Biosynthesis of Pyrrolo[1,4]benzodiazepines, potent antitumor antibiotics

吡咯并[1,4]苯二氮卓类药物的生物合成，强效抗肿瘤抗生素

• 批准号: 7930272
• 负责人: STEVEN E ROKITA
• 金额: $ 17.39万
• 依托单位: UNIV OF MARYLAND, COLLEGE PARK
• 依托单位国家: 美国
• 财政年份: 2009
• 资助国家: 美国
• 起止时间: 2009-09-30 至 2011-08-31
• 项目状态: 已结题
• 来源: https://reporter.nih.gov/project-details/7930272
• 关键词: Actinobacteria class; Actinomyces; Alkylating Agents; Anabolism; Anthramycin; Antineoplastic Agents; Bacteria; Base Sequence; Benzodiazepines; Biochemical Reaction; Biochemistry; Biological; Biological Factors; Chemicals; Chemistry; Clinical Trials; DNA; Defense Mechanisms; Development; Disease; Effectiveness; Engineering; Enzymes; Fermentation; Foundations; Gene Cluster; Genes; Genetic; Human; Knowledge; Label; Licensing; Malignant Neoplasms; Marketing; Medicine; Metabolic; Methodology; Microbiology; Molecular Biology; National Cancer Institute; Nature; Open Reading Frames; Organism; Pathway interactions; Pharmacologic Substance; Phase; Phase I Clinical Trials; Production; Property; Pyrroles; Reaction; Reporting; Reproduction; Research; SJG-136; Solid Neoplasm; Source; Specificity; Streptomyces; Techniques; Tyrosine; United Kingdom; United States; Unresectable; analog; anticancer research; antineoplastic antibiotics; chemical synthesis; dimer; interest; novel; overexpression; pyrrolobenzodiazepine; research study; sibanomicin; sibiromycin; sibirosamine; sugar; tomaymycin; vector

Secondary metabolites are usually produced by an organism as part of a defense mechanism or to facilitate reproduction. The chemical diversity of secondary metabolites mirrors the variety of enzymatic reactions present in the biosynthetic pathways. Therefore, these pathways are a constant and rich source of exciting novel transformations and unprecedented enzymes.
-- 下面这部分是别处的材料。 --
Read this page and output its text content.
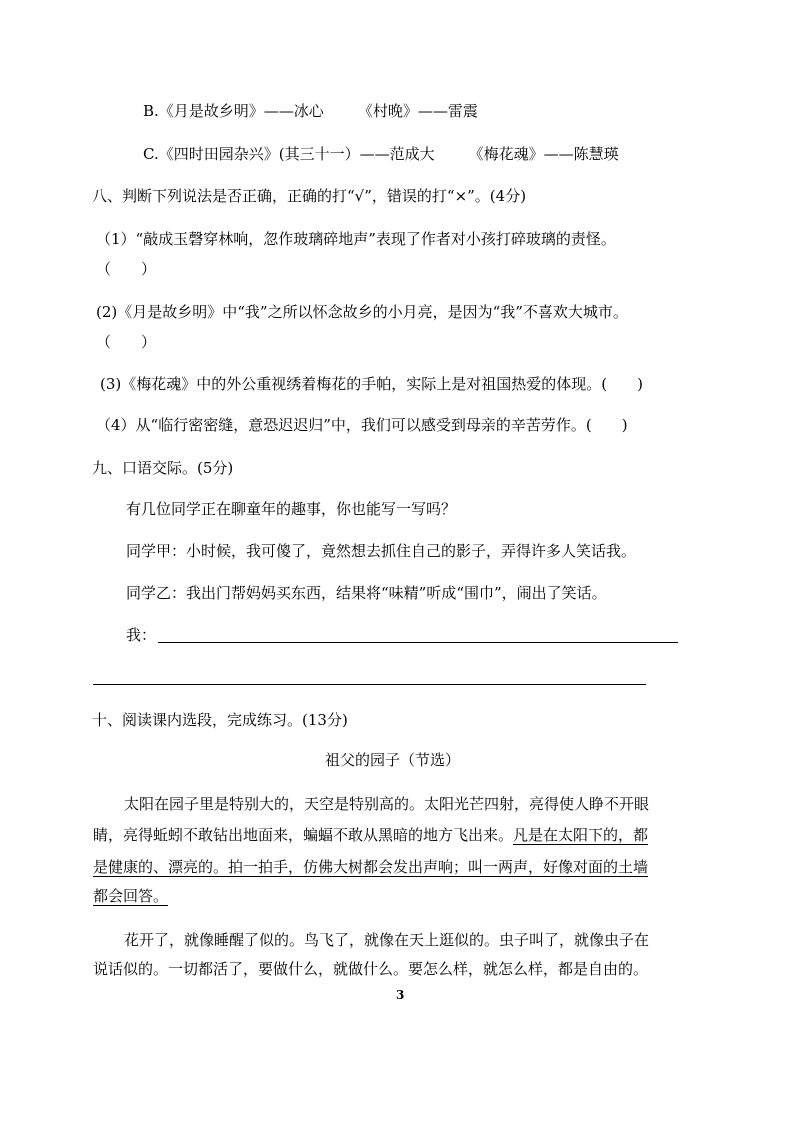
B.《月是故乡明》——冰心 《村晚》——雷震
C.《四时田园杂兴》(其三十一）——范成大 《梅花魂》——陈慧瑛
八、判断下列说法是否正确，正确的打“√”，错误的打“×”。(4分)
（1）“敲成玉磬穿林响，忽作玻璃碎地声”表现了作者对小孩打碎玻璃的责怪。
（　　）
(2)《月是故乡明》中“我”之所以怀念故乡的小月亮，是因为“我”不喜欢大城市。
（　　）
(3)《梅花魂》中的外公重视绣着梅花的手帕，实际上是对祖国热爱的体现。(　　)
（4）从“临行密密缝，意恐迟迟归”中，我们可以感受到母亲的辛苦劳作。(　　)
九、口语交际。(5分)
有几位同学正在聊童年的趣事，你也能写一写吗？
同学甲：小时候，我可傻了，竟然想去抓住自己的影子，弄得许多人笑话我。
同学乙：我出门帮妈妈买东西，结果将“味精”听成“围巾”，闹出了笑话。
我：
十、阅读课内选段，完成练习。(13分)
祖父的园子（节选）
太阳在园子里是特别大的，天空是特别高的。太阳光芒四射，亮得使人睁不开眼
睛，亮得蚯蚓不敢钻出地面来，蝙蝠不敢从黑暗的地方飞出来。凡是在太阳下的，都
是健康的、漂亮的。拍一拍手，仿佛大树都会发出声响；叫一两声，好像对面的土墙
都会回答。
花开了，就像睡醒了似的。鸟飞了，就像在天上逛似的。虫子叫了，就像虫子在
说话似的。一切都活了，要做什么，就做什么。要怎么样，就怎么样，都是自由的。
3
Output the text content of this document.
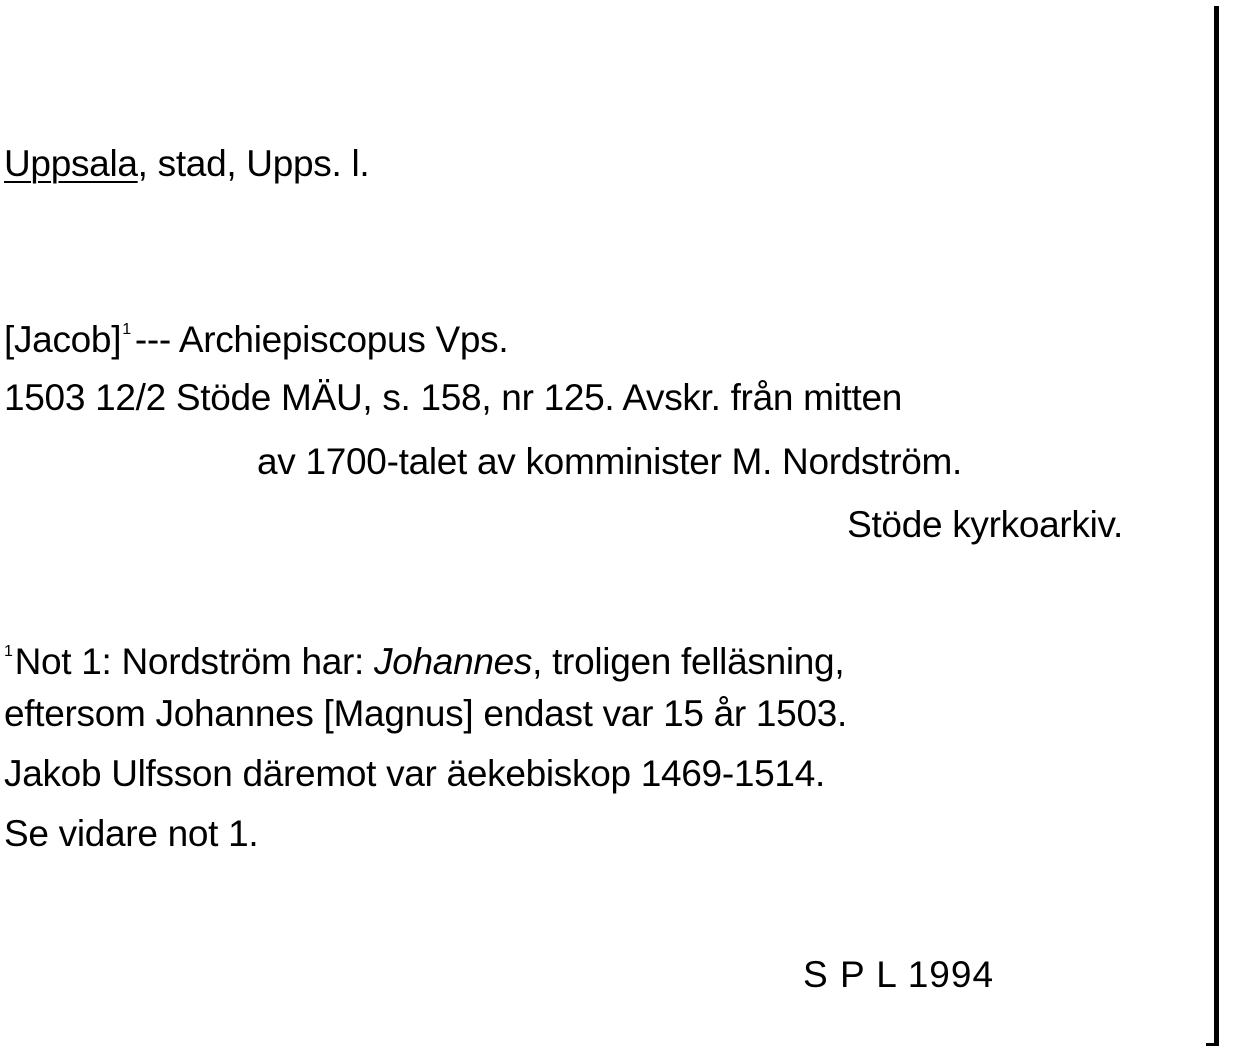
Uppsala, stad, Upps. l.
[Jacob]$^1$ --- Archiepiscopus Vps.
1503 12/2 Stöde MÄU, s. 158, nr 125. Avskr. från mitten
av 1700-talet av komminister M. Nordström.
Stöde kyrkoarkiv.
$^1$Not 1: Nordström har: Johannes, troligen felläsning,
eftersom Johannes [Magnus] endast var 15 år 1503.
Jakob Ulfsson däremot var äekebiskop 1469-1514.
Se vidare not 1.
S P L 1994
In addition, the genetic and enzymatic knowledge acquired by elucidating the biosynthetic pathways can be exploited for the production of chemically varied secondary metabolites. Pyrrolo[1,4]benzodiazepines, a class of potent antitumor antibiotics found in actinomycetes, are sequence selective DNA alkylating agents. Phase 1 human clinical trials of SJG-136 for the treatment of metastatic or unresectable solid tumors were started in 2004. Microbiology, molecular biology and enzymological techniques will be used in this proposal to elucidate the biochemistry underlying pyrrolo[1,4]benzodiapines' production. Specifically, we propose to 1) identify the biosynthetic gene clusters for tomaymycin and sibiromycin, 2) produce novel glycosylated PBDs and PBD dimers, and 3) characterize the unique enzymatic transformations present in the biosynthetic pathway. Pyrrolobenzodiazepines (PBDs) are compounds naturally produced by bacteria with potent antitumor properties. PBDs' remarkable broad spectrum of activities and effectiveness against a wide variety of cancers encourages the development of new PBDs. For instance, SJG-136 is currently in phase I clinical trials against metastatic and unresectable solid tumors. We are proposing to study how nature carries out the synthesis of these compounds. The genetic and enzymological knowledge so obtained can then be used for production of new analogs of these compounds. Examples of such application are discussed in this proposal.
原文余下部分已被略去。